Today it had merged into the brownness of the flat landscape. The fields had been reaped, the pigs and sheep turned onto the land to graze, and the river was only discernible by its shining surface and the ships which showed their white sails above the fields. But the afternoon sky had been dark and ominous above it, and she had given an involuntary shudder and had turned to look in the other direction towards her old home, Marsh Farm, near the bridged North Channel. Across the wide landscape, in the fields and meadows, she had seen groups of men searching in dykes and ditches and hedge bottoms for John Byrne.
‘Yes?’ Matthew said, lifting his head from his deep contemplation of his fingernails. ‘What have you been thinking?’
She knew that he had been angered by the revelation that his father had been involved in the smuggling with the Byrne brothers, and feared that he would be made angrier still by what she had to say now. But it had to be said. She kept her voice low, conscious that Mr Drew was in the house.
‘Jim said – that your father had searched Marsh Farm for a sighting of John Byrne.’
‘Yes, I know he did.’ He gazed at her questioningly. ‘He said there was no sign of him.’
‘Why wouldn’t he let anyone else search?’
Matthew shrugged. ‘We were all looking elsewhere.’
‘He wouldn’t let ’Patrington constable look either.’
He frowned. ‘What are you suggesting?’ His face darkened. ‘Not that Da’s harbouring him?’
‘No. No!’ She was quick to refute it. ‘It’s just that – well, your da will never let anyone near the place, only Jim – and I wondered,’ she hesitated and he urged her on with a gesture. ‘I’m probably wrong, but do you think that the smuggled goods are being kept there?’
‘Good God!’ His mouth dropped open and he whispered, ‘You’re right, Rosa. ‘Barn is padlocked and Da has the key and he’s never locked it before. That’s why he wouldn’t let ’constable take a look!’ He pondered for a moment, then rose from the table. ‘I’m going over.’
‘Will you ask your da for the key?’
‘No,’ he said grimly. ‘I won’t. I have a sharp axe which will split ’chain on ’padloc
k. I’ll not be put off, which is what he would try to do. I’ll not be kept out.’
‘And what will you do then?’ she asked. ‘Report your father and Jim to the authorities? They’ll go to prison if you do!’
He stopped in his tracks and stood nonplussed for a moment, then said, ‘Folks who live near ’sea or river’s edge have often been involved in smuggling. An anker of brandy, a bit of baccy, and it doesn’t do a deal of harm. But we’re talking of more than that. You said you’d seen crates coming ashore, so that’s a big venture and if Da is storing it, then he’s as involved and as guilty as those who bring it in.’
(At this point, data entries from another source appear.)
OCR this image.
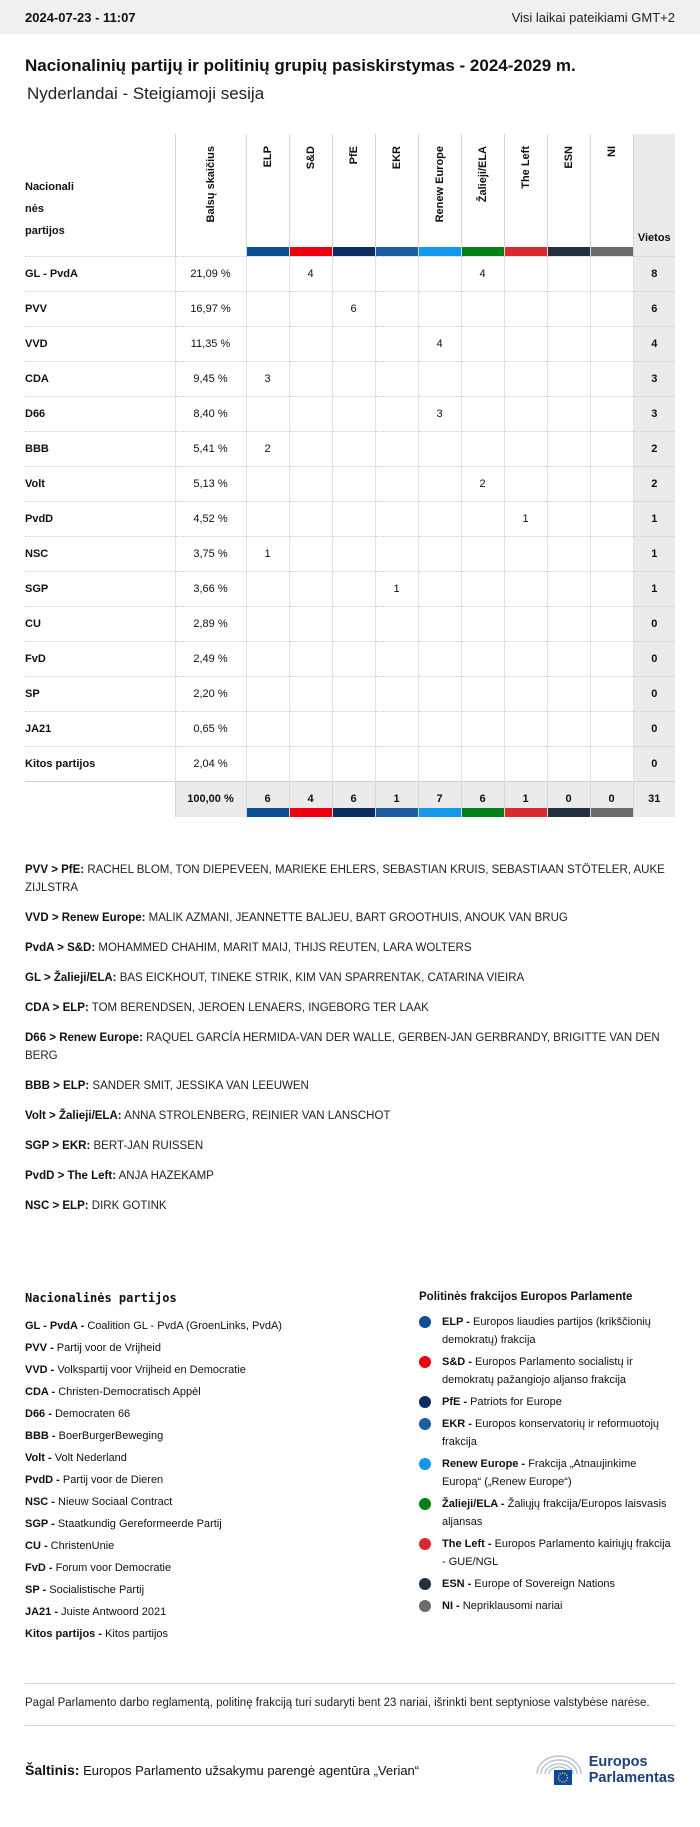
2024-07-23 - 11:07	Visi laikai pateikiami GMT+2
Nacionalinių partijų ir politinių grupių pasiskirstymas - 2024-2029 m.
Nyderlandai - Steigiamoji sesija
Nacionali
nės
partijos	Balsų skaičius	ELP	S&D	PfE	EKR	Renew Europe	Žalieji/ELA	The Left	ESN	NI	Vietos
GL - PvdA	21,09 %		4				4				8
PVV	16,97 %			6							6
VVD	11,35 %					4					4
CDA	9,45 %	3									3
D66	8,40 %					3					3
BBB	5,41 %	2									2
Volt	5,13 %						2				2
PvdD	4,52 %							1			1
NSC	3,75 %	1									1
SGP	3,66 %				1						1
CU	2,89 %										0
FvD	2,49 %										0
SP	2,20 %										0
JA21	0,65 %										0
Kitos partijos	2,04 %										0
	100,00 %	6	4	6	1	7	6	1	0	0	31

PVV > PfE: RACHEL BLOM, TON DIEPEVEEN, MARIEKE EHLERS, SEBASTIAN KRUIS, SEBASTIAAN STÖTELER, AUKE ZIJLSTRA

VVD > Renew Europe: MALIK AZMANI, JEANNETTE BALJEU, BART GROOTHUIS, ANOUK VAN BRUG

PvdA > S&D: MOHAMMED CHAHIM, MARIT MAIJ, THIJS REUTEN, LARA WOLTERS

GL > Žalieji/ELA: BAS EICKHOUT, TINEKE STRIK, KIM VAN SPARRENTAK, CATARINA VIEIRA

CDA > ELP: TOM BERENDSEN, JEROEN LENAERS, INGEBORG TER LAAK

D66 > Renew Europe: RAQUEL GARCÍA HERMIDA-VAN DER WALLE, GERBEN-JAN GERBRANDY, BRIGITTE VAN DEN BERG

BBB > ELP: SANDER SMIT, JESSIKA VAN LEEUWEN

Volt > Žalieji/ELA: ANNA STROLENBERG, REINIER VAN LANSCHOT

SGP > EKR: BERT-JAN RUISSEN

PvdD > The Left: ANJA HAZEKAMP

NSC > ELP: DIRK GOTINK

Nacionalinės partijos
GL - PvdA - Coalition GL - PvdA (GroenLinks, PvdA)
PVV - Partij voor de Vrijheid
VVD - Volkspartij voor Vrijheid en Democratie
CDA - Christen-Democratisch Appèl
D66 - Democraten 66
BBB - BoerBurgerBeweging
Volt - Volt Nederland
PvdD - Partij voor de Dieren
NSC - Nieuw Sociaal Contract
SGP - Staatkundig Gereformeerde Partij
CU - ChristenUnie
FvD - Forum voor Democratie
SP - Socialistische Partij
JA21 - Juiste Antwoord 2021
Kitos partijos - Kitos partijos
Politinės frakcijos Europos Parlamente
ELP - Europos liaudies partijos (krikščionių demokratų) frakcija
S&D - Europos Parlamento socialistų ir demokratų pažangiojo aljanso frakcija
PfE - Patriots for Europe
EKR - Europos konservatorių ir reformuotojų frakcija
Renew Europe - Frakcija „Atnaujinkime Europą“ („Renew Europe“)
Žalieji/ELA - Žaliųjų frakcija/Europos laisvasis aljansas
The Left - Europos Parlamento kairiųjų frakcija - GUE/NGL
ESN - Europe of Sovereign Nations
NI - Nepriklausomi nariai
Pagal Parlamento darbo reglamentą, politinę frakciją turi sudaryti bent 23 nariai, išrinkti bent septyniose valstybėse narėse.
Šaltinis: Europos Parlamento užsakymu parengė agentūra „Verian“
Europos
Parlamentas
‘So, you’d tell?’ She spoke quietly. Matthew was so straight and honest, always so open, no covering up mistakes, no subterfuge. Yet she couldn’t think that he would report his father and brother to the law.
He sat down again and put his head in his hands. ‘I don’t know! How can I, Rosa? Why? Why does he have to do it? He doesn’t need any money. Why is he taking such a risk? He could lose ’farm. We could all lose ’farm! ’Crown agents won’t let any of us stay if there’s ’least sniff of dishonesty.’
Rosa was aghast. The possibility of losing the farm hadn’t entered her head. But it was true. The farms had to be run satisfactorily or the leases could be terminated.
‘What shall we do?’ she whispered.
He got to his feet again. ‘I’m going anyway. I have to know. If ’goods are there I shall confront him, make him get rid of them somehow or other. I have to get to ’bottom of this, and if we’re wrong then I’ll apologize to him for my mistaken beliefs.’
‘I’ll come with you.’ She hurriedly reached for her thick outdoor shawl.
‘No!’ he said. ‘You won’t.’
‘I will,’ she parried. ‘It’s dark and John Byrne might be out there.’